Pobre, alegre e independiente son tres cualidades que pueden darse juntas en una misma persona; lo mismo cabe decir de pobre, alegre y esclavo, suma de cualidades que pueden atribuirse a los obreros esclavizados de las fábricas, si es que no les resulta
vergonzoso
que les
utilicen
como tornillos de una máquina y, en cierto modo, como comparsas de la inventiva humana. Que nadie crea que con un salario más elevado desaparecería lo que hay de
esencial
en su miseria, en su servidumbre impersonal. Que nadie se deje convencer con el argumento de que aumentando esa impersonalidad, por medio del engranaje de la máquina de una nueva sociedad, se conseguiría convertir en virtud la vergüenza de la esclavitud. Que nadie crea que, mediante un precio cualquiera, se puede dejar de ser persona para convertirse en tornillo. ¿Sois cómplices de la actual locura de las naciones que pretenden producir mucho y enriquecerse lo más posible? Vosotros sois los encargados de presentarles otra partida, de mostrarles las grandes sumas de valor
interior
que se desperdician para lograr ese fin exterior.
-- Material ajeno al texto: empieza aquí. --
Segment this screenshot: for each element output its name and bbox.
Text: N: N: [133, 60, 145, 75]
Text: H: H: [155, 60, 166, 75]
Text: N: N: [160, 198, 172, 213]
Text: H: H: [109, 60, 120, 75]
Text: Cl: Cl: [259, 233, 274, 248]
Pero ¿dónde está vuestro valor interior si no sabéis lo que es respirar con libertad, si apenas sabéis poseeros a vosotros mismos, si con frecuencia estáis cansados de vosotros mismos, como de una bebida que ha perdido su fragancia, si prestáis atención a los periódicos y miráis de reojo a vuestro vecino rico, consumidos por la envidia viendo el alza y la baja rápidas que se producen en el terreno del poder, del dinero y de las opiniones, si no tenéis ya fe en la filosofía que se viste con harapos, ni en la libertad de espíritu de quien no necesita nada, si la pobreza voluntaria e idílica, la falta de profesión y el celibato, que deberían ser los ideales de los más intelectuales de vosotros, os parecen algo irrisorio? Por el contrario, la flauta socialista de los cazadores de ratones os suena a música celestial: esos cazadores de ratones que quieren enardeceros con esperanzas absurdas, y que os dicen que estéis preparados y nada más, dispuestos de hoy a mañana, esperando algo exterior, de forma que esperéis constantemente, viviendo respecto a lo demás como de costumbre, hasta que esa espera se convierta al fin en hambre y sed, en fiebre y locura, y amanezca, por último, en todo su esplendor el día del triunfo de la bestia.